A beta of 0.16 indicates HNRG has historically moved less than the broader market, dampening realized volatility and producing tighter expected-move bands per unit of dollar exposure. The trailing P/E of 40.02 is on the rich side, which tends to correlate with higher earnings-window IV expansion as the market debates whether forward growth supports the multiple.
What is a covered call on HNRG?
A covered call pairs long stock with a short out-of-the-money call, collecting premium and capping upside above the short strike in exchange for income.
Current HNRG snapshot
As of May 15, 2026, spot at $18.41, ATM IV 68.00%, IV rank 20.25%, expected move 19.50%. The covered call on HNRG below is built from the same end-of-day chain, with strikes snapped to listed contracts and premiums pulled from the bid/ask midpoint at a 34-day expiry.
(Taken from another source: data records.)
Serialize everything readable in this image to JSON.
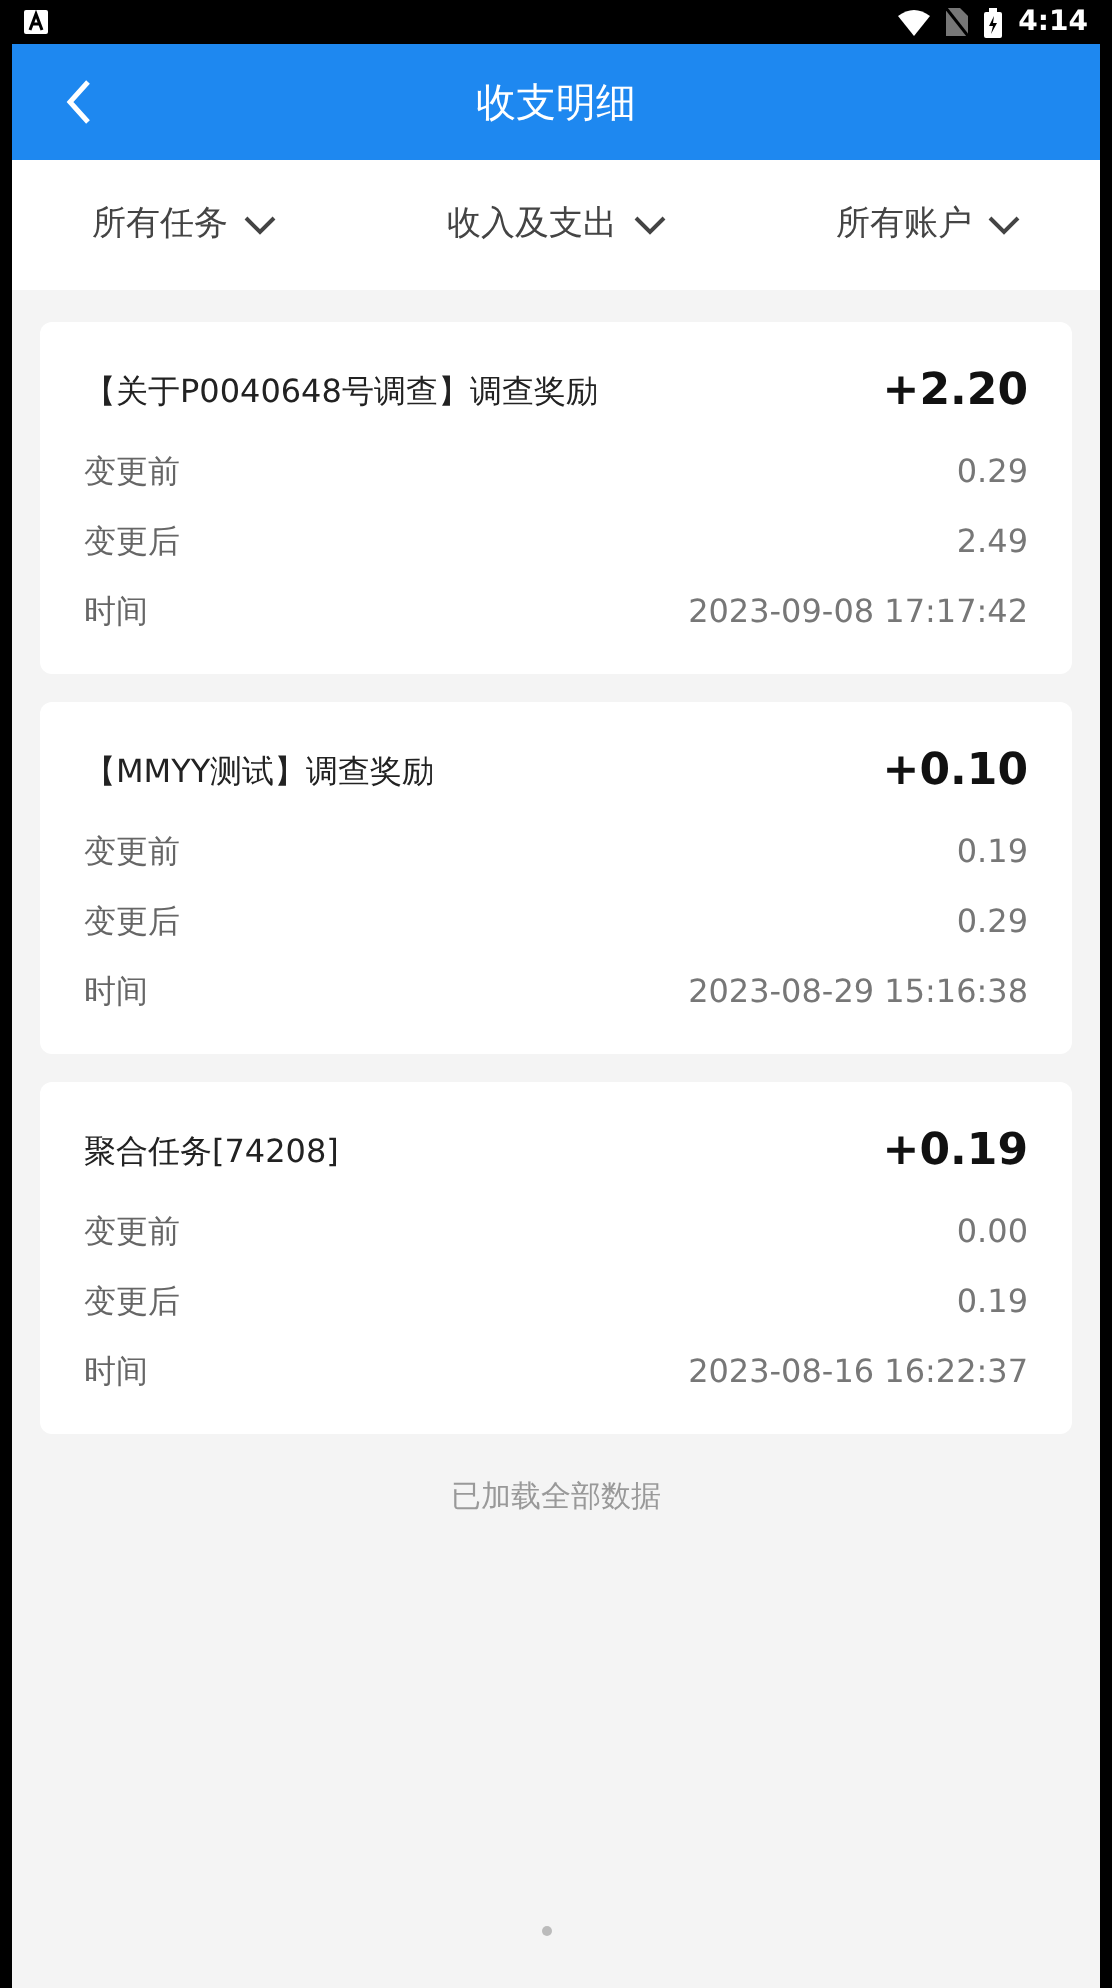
{
  "status_bar": {
    "time": "4:14"
  },
  "header": {
    "title": "收支明细"
  },
  "filters": [
    {
      "label": "所有任务"
    },
    {
      "label": "收入及支出"
    },
    {
      "label": "所有账户"
    }
  ],
  "records": [
    {
      "title": "【关于P0040648号调查】调查奖励",
      "amount": "+2.20",
      "rows": [
        {
          "label": "变更前",
          "value": "0.29"
        },
        {
          "label": "变更后",
          "value": "2.49"
        },
        {
          "label": "时间",
          "value": "2023-09-08 17:17:42"
        }
      ]
    },
    {
      "title": "【MMYY测试】调查奖励",
      "amount": "+0.10",
      "rows": [
        {
          "label": "变更前",
          "value": "0.19"
        },
        {
          "label": "变更后",
          "value": "0.29"
        },
        {
          "label": "时间",
          "value": "2023-08-29 15:16:38"
        }
      ]
    },
    {
      "title": "聚合任务[74208]",
      "amount": "+0.19",
      "rows": [
        {
          "label": "变更前",
          "value": "0.00"
        },
        {
          "label": "变更后",
          "value": "0.19"
        },
        {
          "label": "时间",
          "value": "2023-08-16 16:22:37"
        }
      ]
    }
  ],
  "footer_note": "已加载全部数据"
}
Why this covered call structure on HNRG specifically: HNRG IV at 68.00% is on the cheap side of its 1-year range, which means a premium-selling HNRG covered call collects less credit per unit of strike-width risk, with a market-implied 1-standard-deviation move of approximately 19.50% (roughly $3.59 on the underlying). The 34-day window matched to the front-month expiry keeps theta exposure bounded while still capturing the post-snapshot move; longer-dated HNRG expiries trade a higher absolute premium for lower per-day decay. Position sizing on HNRG should anchor to the underlying notional of $18.41 per share and to the trader's directional view on HNRG stock.
HNRG covered call setup
The HNRG covered call below is built from the end-of-day chain, with each option leg priced at the bid/ask midpoint of its listed strike. With HNRG near $18.41, the first option leg uses a $19.00 strike; additional legs (when the strategy has them) anchor to spot-relative offsets. Premiums come from the bid/ask midpoint on the listed HNRG chain at a 34-day expiry; the cross-strike IV skew is reflected directly in the per-leg values rather than approximated. Quantity sizing assumes one contract per option leg (or 100 HNRG shares for the stock leg in covered calls and collars).
| Action | Type | Strike / Basis | Premium (est) |
|---|---|---|---|
| Buy 100 shares | Stock | $18.41 | long |
| Sell 1 | Call | $19.00 | $1.25 |
HNRG covered call risk and reward
- Net Premium / Debit
- -$1,716.00
- Max Profit (per contract)
- $184.00
- Max Loss (per contract)
- -$1,715.00
- Breakeven(s)
- $17.16
- Risk / Reward Ratio
- 0.107
Max profit equals short-strike minus cost basis plus premium times 100; max loss is cost basis minus premium (at zero). Breakeven is cost basis minus premium.
HNRG covered call payoff curve
Modeled P&L at expiration across a range of underlying prices for the covered call on HNRG. Each row is one sampled price point from the computed payoff curve; the full curve uses 200 price points internally before being summarized into 10 rows here.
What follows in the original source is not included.